With a loud grinding sound, the block tipped, then fell over. A cloud of dust formed, and after it settled, Bonenmayr looked down intently.
Bare earth.
So exhausted that they nearly fainted, the monks collapsed on the floor.
The abbot took a deep breath and sat down on the overturned altar. Sweat poured down over his eyeglasses so that he could only vaguely see. He removed the pince-nez and polished them.
He had forgotten something. What?
The solution to the riddle was correct—of that he was certain. If the solution was correct and he still couldn’t find anything at the location, it could mean only one thing:
The place had changed.
His gaze wandered along the vaulted ceiling. All the way at the top, in the middle, he noticed the keystone had a number inscribed on it. Putting his glasses back on, he squinted to read what it said.
MDXI
Augustin Bonenmayr let out a little cry and clenched his fists. How could he be so stupid? The St. John’s Chapel they were in was only built in 1511. This couldn’t be the right place. The abbot knew from studying the centuries-old monastery records that there had been a St. John’s Chapel in Steingaden before that.
But where…?
Bonenmayr closed his eyes and concentrated. After a while it all started coming back to him. Was it possible? Had the answer always been so close at hand?
A smile spread across his face.
“Put down the pickaxes!” he ordered. “We’re going to look somewhere else!” He stomped out into the darkness. “And this time we’ll find this damned cross, even if I have to burn this whole monastery to the ground!”
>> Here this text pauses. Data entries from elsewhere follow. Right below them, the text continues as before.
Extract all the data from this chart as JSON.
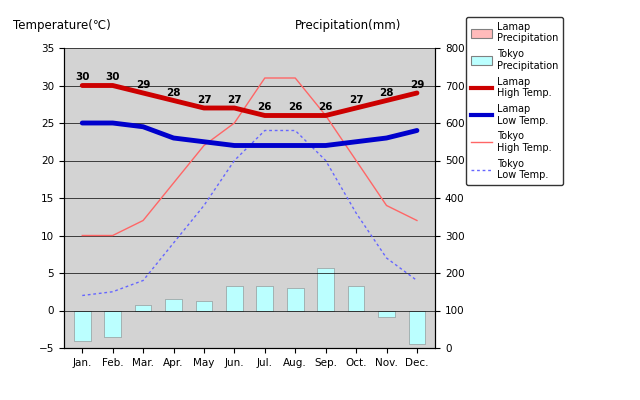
{
  "months": [
    "Jan.",
    "Feb.",
    "Mar.",
    "Apr.",
    "May",
    "Jun.",
    "Jul.",
    "Aug.",
    "Sep.",
    "Oct.",
    "Nov.",
    "Dec."
  ],
  "lamap_high_temp": [
    30,
    30,
    29,
    28,
    27,
    27,
    26,
    26,
    26,
    27,
    28,
    29
  ],
  "lamap_low_temp": [
    25,
    25,
    24.5,
    23,
    22.5,
    22,
    22,
    22,
    22,
    22.5,
    23,
    24
  ],
  "tokyo_high_temp": [
    10,
    10,
    12,
    17,
    22,
    25,
    31,
    31,
    26,
    20,
    14,
    12
  ],
  "tokyo_low_temp": [
    2,
    2.5,
    4,
    9,
    14,
    20,
    24,
    24,
    20,
    13,
    7,
    4
  ],
  "tokyo_precip_temp_scale": [
    -4,
    -3.5,
    0.8,
    1.5,
    1.3,
    3.3,
    3.3,
    3.0,
    5.7,
    3.3,
    -0.8,
    -4.5
  ],
  "temp_ylim": [
    -5,
    35
  ],
  "precip_ylim": [
    0,
    800
  ],
  "bg_color": "#d3d3d3",
  "lamap_high_color": "#cc0000",
  "lamap_low_color": "#0000cc",
  "tokyo_high_color": "#ff6666",
  "tokyo_low_color": "#6666ff",
  "lamap_precip_color": "#ffbbbb",
  "tokyo_precip_color": "#bbffff",
  "title_left": "Temperature(℃)",
  "title_right": "Precipitation(mm)",
  "yticks_left": [
    -5,
    0,
    5,
    10,
    15,
    20,
    25,
    30,
    35
  ],
  "yticks_right": [
    0,
    100,
    200,
    300,
    400,
    500,
    600,
    700,
    800
  ]
}
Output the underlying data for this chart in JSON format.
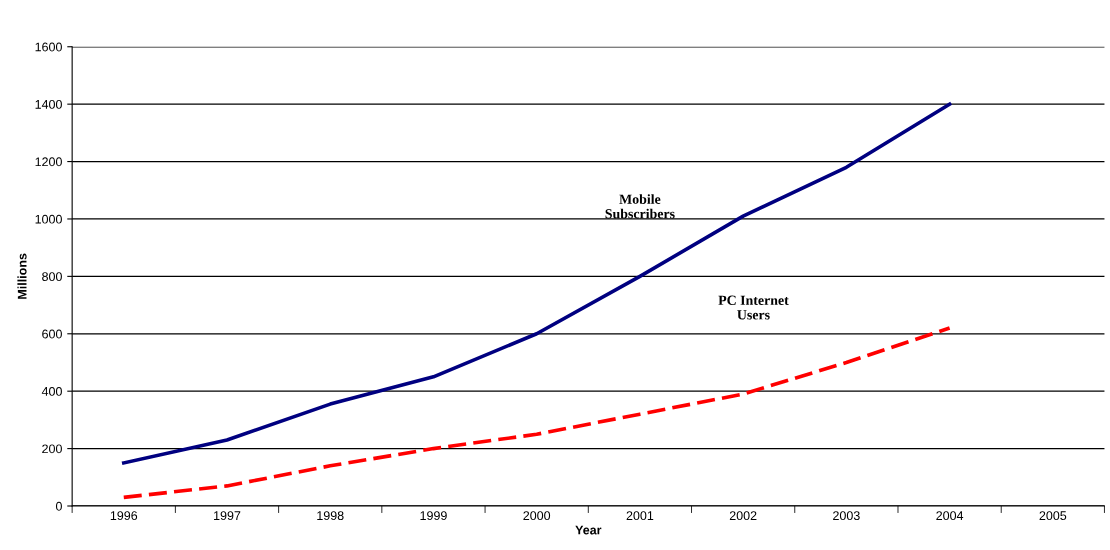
{
  "chart_data": {
    "type": "line",
    "xlabel": "Year",
    "ylabel": "Millions",
    "categories": [
      "1996",
      "1997",
      "1998",
      "1999",
      "2000",
      "2001",
      "2002",
      "2003",
      "2004",
      "2005"
    ],
    "series": [
      {
        "color": "#000080",
        "line_style": "solid",
        "values": [
          150,
          230,
          355,
          450,
          600,
          800,
          1010,
          1180,
          1400,
          null
        ]
      },
      {
        "color": "#ff0000",
        "line_style": "dashed",
        "values": [
          30,
          70,
          140,
          200,
          250,
          320,
          390,
          500,
          620,
          null
        ]
      }
    ],
    "ylim": [
      0,
      1600
    ],
    "yticks": [
      0,
      200,
      400,
      600,
      800,
      1000,
      1200,
      1400,
      1600
    ],
    "grid": "y",
    "marker": "none",
    "annotations": [
      "Mobile\nSubscribers",
      "PC Internet\nUsers"
    ]
  }
}
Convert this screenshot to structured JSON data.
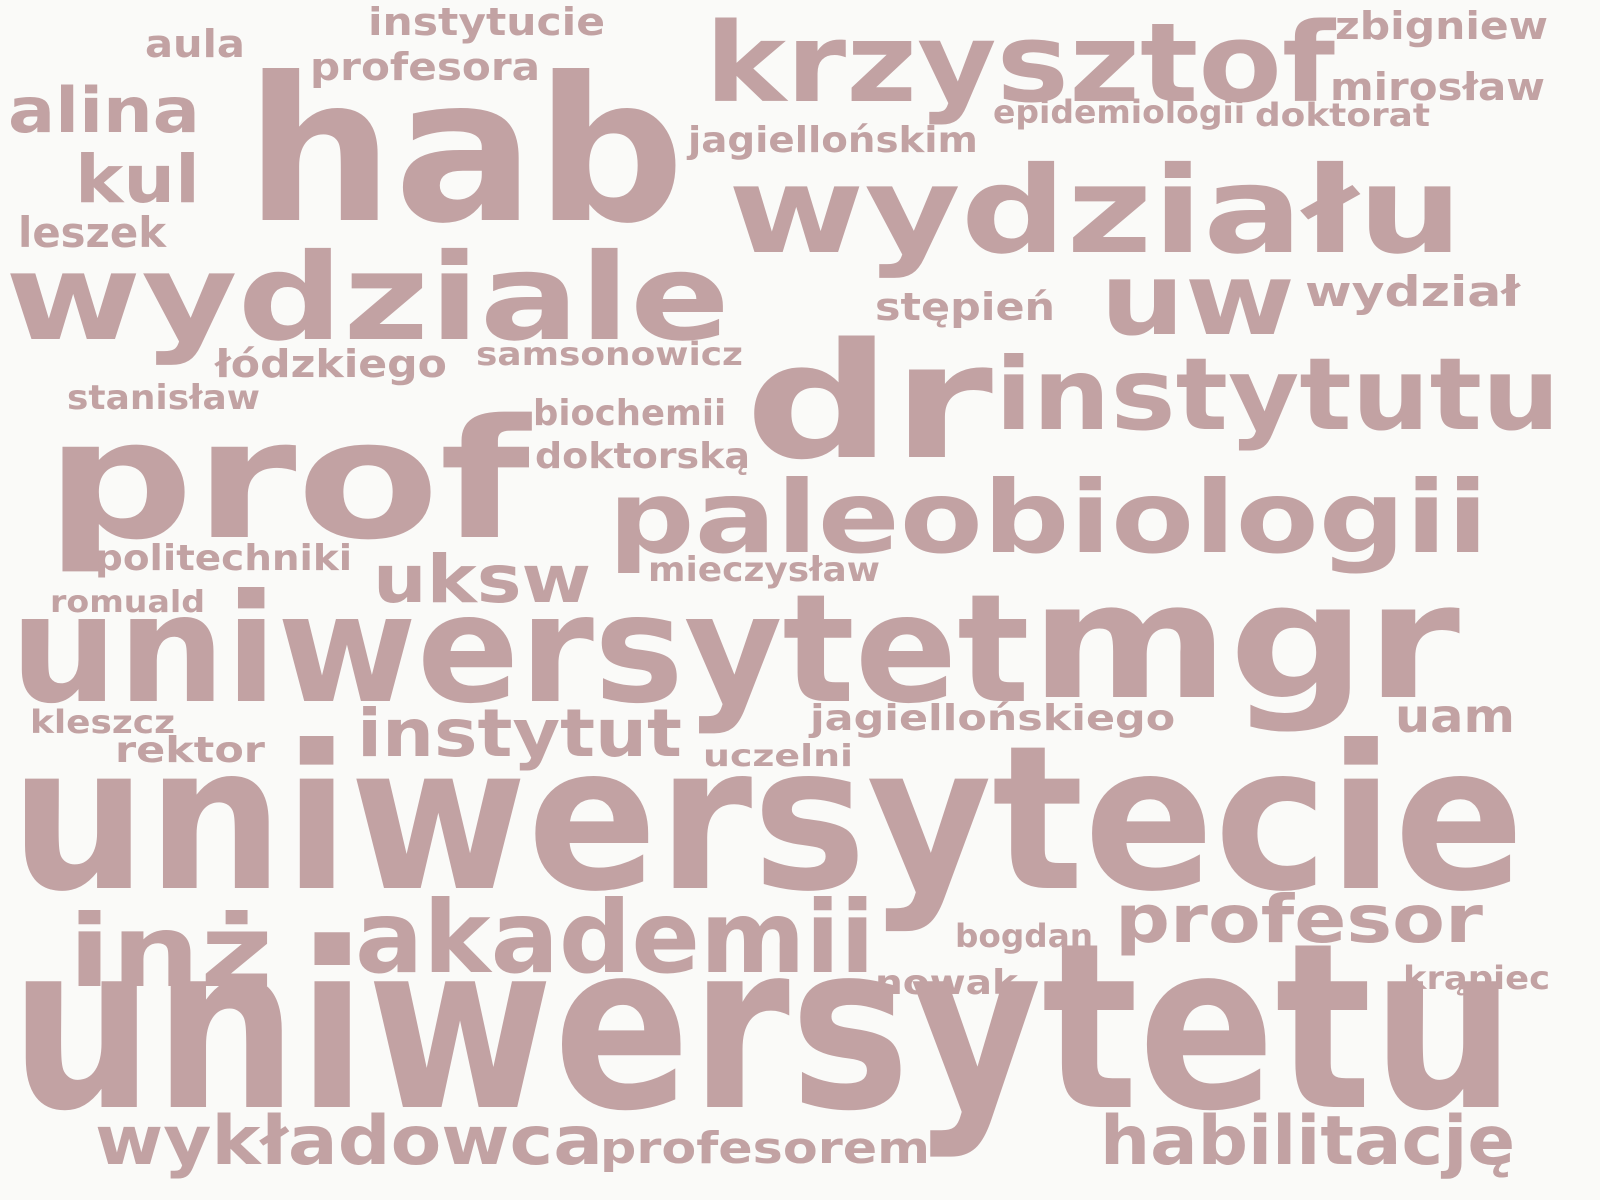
{
  "word_color": "#c2a2a3",
  "background_color": "#fafaf8",
  "words": [
    "uniwersytetu",
    "uniwersytecie",
    "hab",
    "uniwersytet",
    "prof",
    "dr",
    "mgr",
    "wydziale",
    "wydziału",
    "krzysztof",
    "paleobiologii",
    "instytutu",
    "akademii",
    "inż",
    "uw",
    "habilitację",
    "wykładowca",
    "profesor",
    "instytut",
    "uksw",
    "kul",
    "alina",
    "wydział",
    "profesorem",
    "stępień",
    "jagiellońskim",
    "jagiellońskiego",
    "zbigniew",
    "mirosław",
    "uam",
    "leszek",
    "instytucie",
    "profesora",
    "aula",
    "łódzkiego",
    "stanisław",
    "politechniki",
    "rektor",
    "samsonowicz",
    "biochemii",
    "doktorską",
    "mieczysław",
    "romuald",
    "kleszcz",
    "doktorat",
    "epidemiologii",
    "uczelni",
    "bogdan",
    "nowak",
    "krąpiec"
  ]
}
Immobilized with terror, Magdalena felt Brother Jakobus throw his whole weight against her and smelled the fire that had turned his robe into a gigantic torch. Desperately, she tried to push away his burning body, but his hands held her in a tight grip down on the ground. Out of the corner of her eye, she could see how long strings of a sticky, viscous substance were dripping down on her. Brother Jakobus must have taken pitch from the buckets in the corridor and rubbed it all over his body. The crackling heat from his tunic almost caused her to faint. The monk was looking directly into her face now. Fire had burned off his hair, eyebrows, and eyelashes, and all that was left were two deranged, glowing white eyes and a black hole that had once been his mouth from which a high-pitched, almost childlike cry emanated.
“Come back, Magdalena…!”
Frantically, Magdalena turned her head to one side and could see Benedikta waving her pistol toward the burning monk, trying to shoot without striking Magdalena, who was still pinned beneath him. The monk’s robe had ripped apart and, in some places, was sticking to him, burning into his skin. Magdalena could feel the flames lick at her own clothing.
A shot echoed through the corridor. The bullet ricocheted off a rock right next to Magdalena, but Jakobus didn’t let go and Magdalena could hear Benedikta cursing. The shot had missed.